A winding path through Kathy Welch’s garden leads to an oak grove. Photo by Saxon Holt.
Kathy Welch had already begun to consider renovating her yard in the Oakland hills when she made a few discoveries. “I found a trillium poking out. It was beautiful, a deep claret color. It had struggled through the ivy! I also found soaproot and California polypody.”
Polypody is a small fern that, like the wake-robin trillium, grows in shaded canyons along most of the California coast. The lot behind Welch’s house is long and sloping, and is defined by a small grove of coast live oaks whose lofty limbs provide a graceful counterpoint to the steep pitch of the land. Having been a docent at the UC Botanical Garden for more than a decade, Welch was able to spot the few native plants remaining under the oaks despite a sea of ivy swamping the trees.
At the time, she was already conferring with Michael Thilgen, a principal of Four Dimensions Landscape Development in Oakland, about ways to protect the oaks. He proposed a more ambitious project to restore a portion of the yard to the oak woodland it had once been. So began a dialogue about habitat restoration that led to the crafting of a sophisticated but accessible landscape that moves seamlessly from the built environment to the wild, from the dwelling of humans to the realm of wildlife.
Though very much anchored by the oaks, the quarter-acre backyard is also emphatically a garden. As you emerge from the house, your eyes fall to a small pond at the perimeter of the flagstone patio. Tall stalks of scarlet monkeyflower lean out over the water’s edge, leading the eye up and out over the entire yard. To either side of the pond, the upright plumes of a showy bunchgrass—not a native—block the view, creating a sense of enclosure.
The grasses along the patio have been planted parallel to the house, in order to echo its geometry. “The interaction of the exotic and the native—the architectural and the natural—comes into play throughout the garden,” says Thilgen. Here, closest to human habitation, the exotic and architectural take precedence.
Broad stone steps lead away from the patio. In sloping beds on either side of a landing are Welch’s kitchen garden and her flower beds filled with both native and exotic flowers, vege-tables, and herbs. The effects are stunning: Blue-gray grasses mingle with purple and burgundy flowers; lettuce grows amid a plethora of sharp-scented herbs.
Smaller stone steps laid directly in the soil and interspersed with woolly thyme wind through an exposed, south-facing slope planted with California natives that, Thilgen says, “evoke a chaparral community.” These hardy shrubs such as lavatera and St. Catherine’s lace are adapted to dry conditions and bright sunlight. Shrubs dominate now, but in the garden’s first year, Thilgen sowed wildflower seeds in this area. These annuals provided beauty and variety while the shrubs were setting root and gaining height. Wildflowers are great starter plants in any wildlife garden—many are easy to grow, and they attract a variety of pollinators.

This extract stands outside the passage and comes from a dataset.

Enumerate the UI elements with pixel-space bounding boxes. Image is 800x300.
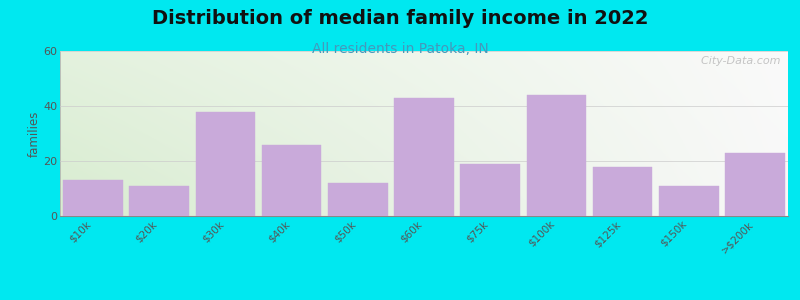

Walking on decomposed granite now, you duck under a low oak limb and enter an open area under the oaks. “Here,” says Thilgen, “it gets to be more like a walk in the woods.”
Protecting the oaks was Welch’s highest priority. Having endured summer water, strangulation by English ivy, and other insults, the oaks were in decline when she arrived. She and Thilgen began to look around for understory species, plants that naturally occur under oaks. “To the extent possible, we put in what we could find in the watershed,” Welch said. Thilgen collected seeds locally and grew them at home—an ambitious project. California fescue, phacelia, and fringe cups now line the trail. Shade-tolerant shrubs grow here too: thimbleberry, snowberry, coffeeberry, and others. One can almost imagine the oaks above them breathing a collective sigh of relief.
When she wanders among the oaks, Welch says, “I feel that I’m in an oak woodland, and a lot of that has to do not only with the plants, but with everything else that comes to see you there.” At the Botanical Garden, Welch studied pollinators and flower types, and now she sees those relationships played out in her yard. Insectivorous birds—chickadees, nuthatches, bushtits—come to feed on the bees and flies that are, as she says, moving pollen in the garden.
From the bottom of the slope, you can look back up to the house, through the woodland, the chaparral, the flower beds. “There’s a good bit of leisure in this garden,” Thilgen acknowledges. “There’s enough length to establish a mood and then gradually move out of it, into something adjacent.” But he maintains that any garden can gracefully acknowledge the interplay between nature and humanity.
“Garden design,” says Thilgen, “can be a metaphor for human relations with the rest of nature. We are an industrial society; we don’t have much of an idea anymore how to work with the land. So that’s what this”—Thilgen gestures to the garden around him—”is about: exploring the possibilities.”